Article Text
Abstract
Aim Neonatal Hypoxic Ischemic Encephalopathy (HIE) diagnosis and prognosis are established through clinical evidence, laboratory, imaging, and electrophysiological assessment of the nervous system. Netrin-1 (NT-1) was the first axon guidance molecule identified as a critical component of embryonic development in vertebrates and has a solid chemotropic function for angiogenesis, morphogenesis, cell migration, and axonal guidance. We hypothesize that NT-1 will differ at different stages of HIE.
Material and Method The study included 75 newborns with HIE who were hospitalized and 28 healthy newborns born in the same hospital who were followed up only by their mothers. Demographic data, laboratory, and NT-1 were evaluated in all HIE stages.

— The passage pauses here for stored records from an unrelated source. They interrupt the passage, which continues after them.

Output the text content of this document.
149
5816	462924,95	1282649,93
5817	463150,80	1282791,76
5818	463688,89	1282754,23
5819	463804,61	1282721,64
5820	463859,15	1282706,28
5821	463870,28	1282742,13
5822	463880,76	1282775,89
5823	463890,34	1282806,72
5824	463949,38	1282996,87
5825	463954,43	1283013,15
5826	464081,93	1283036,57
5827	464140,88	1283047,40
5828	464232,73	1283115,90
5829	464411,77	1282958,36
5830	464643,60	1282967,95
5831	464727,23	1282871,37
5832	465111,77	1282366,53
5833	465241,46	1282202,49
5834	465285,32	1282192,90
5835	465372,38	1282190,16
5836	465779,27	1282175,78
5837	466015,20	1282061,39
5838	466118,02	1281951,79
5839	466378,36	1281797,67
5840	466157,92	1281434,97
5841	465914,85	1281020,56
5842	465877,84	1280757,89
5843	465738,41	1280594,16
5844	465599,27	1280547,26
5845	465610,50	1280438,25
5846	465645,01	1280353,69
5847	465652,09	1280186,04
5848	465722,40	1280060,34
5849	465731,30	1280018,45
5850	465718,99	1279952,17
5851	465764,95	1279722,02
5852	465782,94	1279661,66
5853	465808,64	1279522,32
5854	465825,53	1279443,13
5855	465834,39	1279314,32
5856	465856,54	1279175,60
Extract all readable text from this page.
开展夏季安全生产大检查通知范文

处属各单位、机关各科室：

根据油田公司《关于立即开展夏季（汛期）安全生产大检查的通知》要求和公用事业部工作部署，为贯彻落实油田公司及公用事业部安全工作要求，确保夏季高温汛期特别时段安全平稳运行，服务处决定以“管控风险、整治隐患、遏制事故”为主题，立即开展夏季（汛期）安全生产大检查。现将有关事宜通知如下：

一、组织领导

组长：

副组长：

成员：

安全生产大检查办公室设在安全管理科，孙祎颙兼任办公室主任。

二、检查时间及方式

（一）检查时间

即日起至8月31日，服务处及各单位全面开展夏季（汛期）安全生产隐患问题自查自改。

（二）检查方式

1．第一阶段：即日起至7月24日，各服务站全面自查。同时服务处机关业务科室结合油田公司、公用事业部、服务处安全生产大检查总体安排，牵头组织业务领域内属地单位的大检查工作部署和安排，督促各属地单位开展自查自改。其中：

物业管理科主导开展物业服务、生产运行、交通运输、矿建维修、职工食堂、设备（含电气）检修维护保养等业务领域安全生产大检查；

Results Serum NT-1 concentrations obtained immediately after the diagnosis of HIE were significantly higher in patients with moderate and severe HIE who underwent therapeutic hypothermia than in controls and patients with severe HIE than in patients with moderate HIE, whereas they were not significantly higher in patients with mild HIE than in controls. In 75 HIE patients, the correlations of NT-1 with lactate, uric acid, and LDH were statistically significant (p=0.0001, p=0.008, p=0.043, respectively).
Conclusions NT-1 is significantly correlated with lactate, a crucial blood value for neonatal HIE, and both parameters are significantly increased in moderate and severe patients. Therefore, we reported that the marker could be a biomarker for staging HIE and therapeutic hypothermia and prognosis of neonatal HIE.